Chicago, Illinois, September 1, 2022 – During mid-summer, the inflation rate peaked at about 9%. Simultaneously, the domestic economy witnessed the tightest labor market in the US labor market in fifty years, dropping to the mid-three-percent range. Many observers think Fed responded too slowly by maintaining low rates, allowing inflation pressure to rise. As a result, the Fed will have to catch up by aggressively raising interest rates to the more acceptable target 2%-range, pushing the unemployment rate to historical norms. Under such monetary policy tightening, a [mild] recession is expected within the next year, as the Fed ratchets up interest rates by as much as 150 basis points above current levels.
As expected, rising interest rates are impacting commercial realty capital markets. Home prices are starting to decline, tamed by higher mortgage rates for the first time in recent years. As such, commercial real estate capital markets are showing signs of stress based on the following trends:
Caution Prevails: Buyers react cautiously to new acquisitions based on economic pressures and rapidly increasing interest rates. Shadows of doubt cloud cash flow projections, particularly for pricing financing options. For example, during the past month, benchmark interest rates climbed about 50 basis points,
Income Growth: Equity markets tumbled in the second quarter as all three indices were down, giving up a large portion of their gains over pre-COVID levels. Multifamily rent growth has continued at historically strong levels, with year-to-date rent increasing by over 5%.

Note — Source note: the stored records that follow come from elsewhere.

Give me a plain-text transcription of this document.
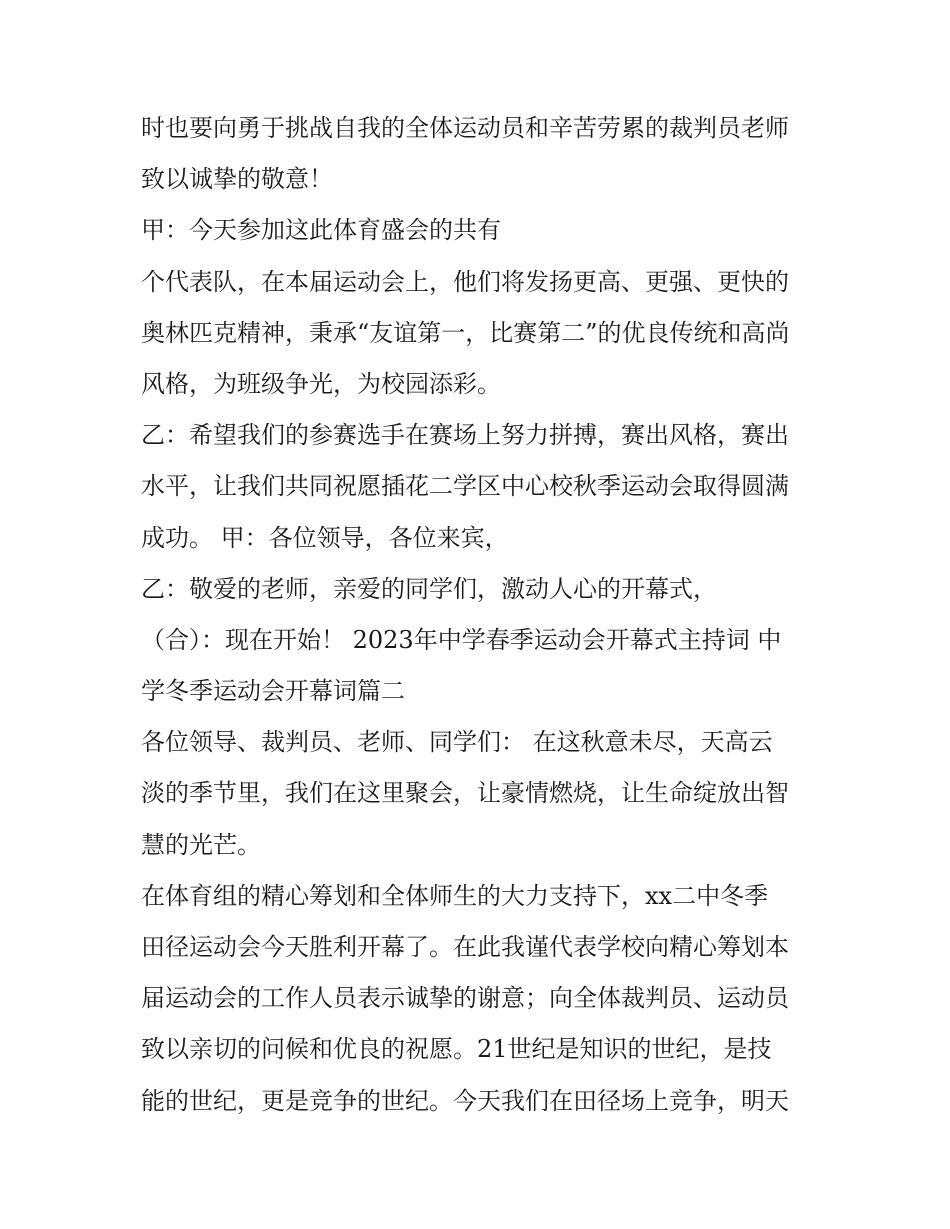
时也要向勇于挑战自我的全体运动员和辛苦劳累的裁判员老师
致以诚挚的敬意！
甲：今天参加这此体育盛会的共有
个代表队，在本届运动会上，他们将发扬更高、更强、更快的
奥林匹克精神，秉承“友谊第一，比赛第二”的优良传统和高尚
风格，为班级争光，为校园添彩。
乙：希望我们的参赛选手在赛场上努力拼搏，赛出风格，赛出
水平，让我们共同祝愿插花二学区中心校秋季运动会取得圆满
成功。 甲：各位领导，各位来宾，
乙：敬爱的老师，亲爱的同学们，激动人心的开幕式，
（合）：现在开始！ 2023年中学春季运动会开幕式主持词 中
学冬季运动会开幕词篇二
各位领导、裁判员、老师、同学们： 在这秋意未尽，天高云
淡的季节里，我们在这里聚会，让豪情燃烧，让生命绽放出智
慧的光芒。
在体育组的精心筹划和全体师生的大力支持下，xx二中冬季
田径运动会今天胜利开幕了。在此我谨代表学校向精心筹划本
届运动会的工作人员表示诚挚的谢意；向全体裁判员、运动员
致以亲切的问候和优良的祝愿。21世纪是知识的世纪，是技
能的世纪，更是竞争的世纪。今天我们在田径场上竞争，明天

Property Sector Differentiation: Economic concerns have not dampened consumer spending despite rising inflation. Solid sales fueled strong retail asset performance and expanded interest in the sector. The industrial sector continued to experience high-growth rates and compressed capitalization rates due to continued demand for warehouse and logistics space in the new construction market.
The Real Estate Capital Institute® director, John Oharenko, states, “Tight labor markets fuel a strong economy, resulting in continued inflationary pressures. Real estate capital markets, thus, should expect additional rate hikes from the Fed.”